Devant ces enjeux, les entreprises technologiques ont pris des mesures. Pour éviter les fuites de données et renforcer la sécurité, certaines proposent des produits d’IA générative qui ne conservent pas les données des clients.

PHOTO JEENAH MOON, THE NEW YORK TIMES

Salesforce vient de lancer des produits d’IA générative utilisés en vente, en marketing et dans son service de messagerie Slack.

Quand Salesforce a lancé en juin AI Cloud, service comprenant neuf produits d’IA générative pour entreprises, la société a inclus un pare-feu censé cacher les informations délicates de l’entreprise et empêcher les fuites. Salesforce promet que ce que les utilisateurs tapent dans AI Cloud ne sera pas utilisé pour enrichir l’IA sous-jacente.

De même, Oracle affirme que les données des clients seront conservées dans un environnement sécurisé pendant l’entraînement de son modèle d’IA et promet qu’elle ne pourra pas voir ces informations.

À partir de 360 000 $ US par année

Salesforce propose AI Cloud à partir de 360 000 $ US par année, le coût augmentant en fonction de l’utilisation.
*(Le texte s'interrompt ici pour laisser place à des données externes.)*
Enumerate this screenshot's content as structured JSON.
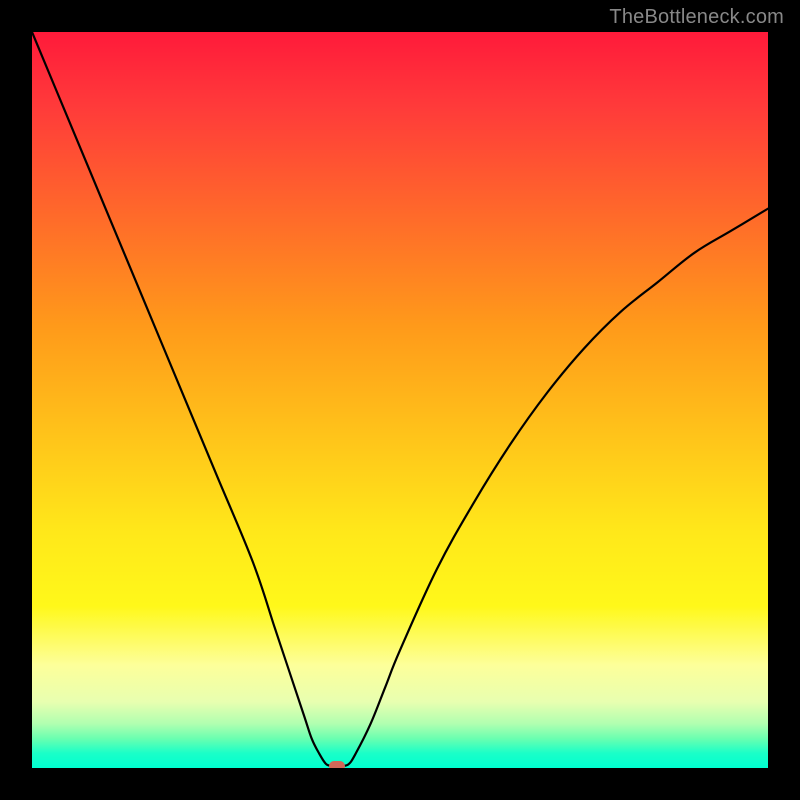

Microsoft facture le service Azure OpenAI en fonction de la version de la technologie OpenAI choisie par le client et du volume d’utilisation.

Pour l’instant, l’IA générative est surtout utilisée dans des scénarios de travail comportant peu de risques – pas dans des secteurs très réglementés – avec un humain dans la boucle, souligne Beena Ammanath, directrice du centre de recherche Deloitte AI Institute. Un sondage récent de Gartner sur 43 entreprises indique que plus de la moitié des répondants n’avaient pas de politique interne en matière d’IA générative.

Il ne suffit pas d’apprendre à utiliser efficacement ces nouveaux outils. Il faut aussi préparer le personnel aux nouveaux types de tâches qui pourraient se développer. De nouvelles compétences seront nécessaires.

Beena Ammanath, directrice du centre de recherche Deloitte AI Institute

Panasonic Connect, filiale de la japonaise Panasonic, a commencé en février à utiliser le service Azure OpenAI de Microsoft pour créer son propre robot conversationnel. Aujourd’hui, ses employés le sollicitent 5000 fois par jour sur des sujets aussi variés que la rédaction de courriels ou l’écriture de codes.

Panasonic Connect pensait que ses ingénieurs seraient les principaux utilisateurs du robot IA. En fait, le contentieux, la comptabilité et l’assurance qualité l’ont aussi sollicité pour résumer des documents juridiques, améliorer la qualité des produits et effectuer d’autres tâches, dit Judah Reynolds, responsable du marketing et de la communication chez Panasonic Connect.

« Tout le monde a commencé à en faire des usages que nous n’avions pas prévus, dit-il. Les gens en profitent vraiment. »

Cet article a été initialement publié dans le New York Times.